Hubert był typowym arystokratą swoich czasów, wiódł spokojne, bogobojne życie. Z czasem popadł jednak w " złe towarzystwo" rycerzy – hulaków. Noce spędzał na hucznych biesiadach, całe dnie zajmowały mu wielkie łowy. Tak zapamiętał się w codziennych polowaniach, że zapomniał o wszelkich wartościach, zaniedbał dom, rodzinę przestał przestrzegać przykazań bożych chodzić do kościoła.

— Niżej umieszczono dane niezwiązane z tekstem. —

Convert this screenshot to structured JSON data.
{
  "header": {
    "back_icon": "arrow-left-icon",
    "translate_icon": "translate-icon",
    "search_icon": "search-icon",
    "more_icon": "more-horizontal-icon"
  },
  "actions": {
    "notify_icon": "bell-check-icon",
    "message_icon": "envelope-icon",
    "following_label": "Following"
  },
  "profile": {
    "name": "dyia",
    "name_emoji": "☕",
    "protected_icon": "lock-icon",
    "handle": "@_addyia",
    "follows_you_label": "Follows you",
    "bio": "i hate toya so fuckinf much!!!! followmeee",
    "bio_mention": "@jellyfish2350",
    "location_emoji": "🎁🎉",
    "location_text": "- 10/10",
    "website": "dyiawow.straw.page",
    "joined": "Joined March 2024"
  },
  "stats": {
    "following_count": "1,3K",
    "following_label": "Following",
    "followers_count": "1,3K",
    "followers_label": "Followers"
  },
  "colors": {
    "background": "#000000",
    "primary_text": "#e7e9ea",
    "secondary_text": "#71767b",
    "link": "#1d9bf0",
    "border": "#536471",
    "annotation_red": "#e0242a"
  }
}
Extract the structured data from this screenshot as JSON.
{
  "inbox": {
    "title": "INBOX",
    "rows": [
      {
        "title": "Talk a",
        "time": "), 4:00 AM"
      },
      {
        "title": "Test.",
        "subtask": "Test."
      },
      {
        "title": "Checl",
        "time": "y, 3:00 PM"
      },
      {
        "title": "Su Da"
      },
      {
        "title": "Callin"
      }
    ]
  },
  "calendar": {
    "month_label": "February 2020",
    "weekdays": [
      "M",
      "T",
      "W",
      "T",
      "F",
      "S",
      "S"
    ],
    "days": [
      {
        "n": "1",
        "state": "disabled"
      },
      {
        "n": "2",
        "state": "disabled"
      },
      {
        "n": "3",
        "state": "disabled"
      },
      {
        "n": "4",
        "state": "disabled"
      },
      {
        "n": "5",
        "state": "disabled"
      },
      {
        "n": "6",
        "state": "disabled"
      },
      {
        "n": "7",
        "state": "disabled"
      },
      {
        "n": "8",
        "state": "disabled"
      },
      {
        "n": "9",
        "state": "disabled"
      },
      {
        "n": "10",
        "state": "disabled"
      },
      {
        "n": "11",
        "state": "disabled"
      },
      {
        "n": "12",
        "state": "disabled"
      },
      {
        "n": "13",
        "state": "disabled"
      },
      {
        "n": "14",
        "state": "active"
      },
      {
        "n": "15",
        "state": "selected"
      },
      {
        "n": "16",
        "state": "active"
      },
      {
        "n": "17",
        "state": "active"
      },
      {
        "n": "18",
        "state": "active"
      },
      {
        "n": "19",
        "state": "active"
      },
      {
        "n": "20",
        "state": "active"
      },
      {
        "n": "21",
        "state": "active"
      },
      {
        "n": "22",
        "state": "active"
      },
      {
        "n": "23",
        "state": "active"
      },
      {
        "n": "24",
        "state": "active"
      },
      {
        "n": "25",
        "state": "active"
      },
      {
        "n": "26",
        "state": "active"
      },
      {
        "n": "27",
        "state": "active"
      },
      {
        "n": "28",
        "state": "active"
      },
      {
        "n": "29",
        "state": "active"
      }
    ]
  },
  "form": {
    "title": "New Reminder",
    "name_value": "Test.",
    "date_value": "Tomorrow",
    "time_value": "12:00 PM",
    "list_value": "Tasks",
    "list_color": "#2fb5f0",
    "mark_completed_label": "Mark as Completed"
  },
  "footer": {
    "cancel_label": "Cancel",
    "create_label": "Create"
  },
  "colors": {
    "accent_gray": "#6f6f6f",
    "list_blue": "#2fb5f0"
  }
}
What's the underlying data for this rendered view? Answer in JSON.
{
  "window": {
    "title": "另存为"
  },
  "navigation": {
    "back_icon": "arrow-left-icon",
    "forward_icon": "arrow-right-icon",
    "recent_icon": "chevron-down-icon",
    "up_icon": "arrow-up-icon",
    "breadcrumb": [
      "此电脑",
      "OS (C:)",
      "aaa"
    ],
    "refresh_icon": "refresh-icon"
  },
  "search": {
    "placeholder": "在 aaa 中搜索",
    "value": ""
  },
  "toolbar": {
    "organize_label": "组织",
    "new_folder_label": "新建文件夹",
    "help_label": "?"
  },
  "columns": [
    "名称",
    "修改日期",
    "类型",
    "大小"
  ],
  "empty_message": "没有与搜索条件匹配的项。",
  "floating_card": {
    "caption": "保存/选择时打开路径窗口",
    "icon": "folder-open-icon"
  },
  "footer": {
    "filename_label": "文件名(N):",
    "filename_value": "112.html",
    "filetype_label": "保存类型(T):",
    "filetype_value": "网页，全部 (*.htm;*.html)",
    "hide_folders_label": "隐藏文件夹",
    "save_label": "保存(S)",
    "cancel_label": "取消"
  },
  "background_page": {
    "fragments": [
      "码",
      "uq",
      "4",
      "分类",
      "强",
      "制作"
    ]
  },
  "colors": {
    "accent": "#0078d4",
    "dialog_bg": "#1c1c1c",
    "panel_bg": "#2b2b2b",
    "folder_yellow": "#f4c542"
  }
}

Pewnego razu wraz z towarzyszami Hubert wyruszył konno w lasy Gór Ardeńskich na polowanie na jelenie. Łowcom w pewnym momencie ukazał się ogromny, biały jeleń.
Hubert natychmiast ruszył konno za pięknym zwierzem i ścigał go wiele godzin. Towarzysze zostali daleko w tyle, pościg trwał a jeleń nie okazywał zmęczenia. W pewnym momencie biały jeleń sam zatrzymał się, gdy Hubert zbliżył się do niego na rzut kamieniem. Jego koń stanął jak wryty a towarzyszące mu psy zamarły w bezruchu. Hubert zdumiał się, ujrzał bowiem jarzący się, świetlisty krzyż pośrodku jeleniego wieńca. Jeleń przemówił ludzkim głosem: „Hubercie, czemu niepokoisz biedne zwierzęta, a nie dbasz o zbawienie duszy?"
Hubert zsiadł z konia, padł na kolana a jeleń odszedł. Wypadek ten zupełnie zmienił myśliwego. Został księdzem, ulubieńcem biskupa a wkrótce ówczesny papież, Sergiusz I konsekrował Huberta na biskupa. Zmarł około roku 727 i wkrótce został kanonizowany i ustanowiony przez kościół patronem myśliwych.
W Polsce jest wiele miejsc związanych z kultem Św. Huberta. W mojej kancelarii leśniczego także wisi Św.Hubert, który wyszedł spod dłuta zaprzyjaźnionego rzeżbiarza Stefana Szymoniaka z Tuczna k. Strzelec Krajeńskich:
Niedawno Ośrodek Kultury Leśnej w Gołuchowie wydał piękny album, którego redakcją zajął się Jerzy Adamczewski pt. „Świętemu Hubertowi cześć!". Znajdziecie tam także pszczewską kapliczkę. Ten sam wydawca, redaktor i tytuł widnieje w stopce innej książki, gdzie zebrano wiedzę o postaci tego leśnego patrona:
Warto poznać go bliżej, bo pomaga także leśnym wędrowcom, obserwatorom i fotografikom przyrody. Słowa modlitwy przytoczyłem Wam na wstępie i uważam, że warto spróbować. Wstawiennictwo zawsze gwarantowane... Sprawdzone!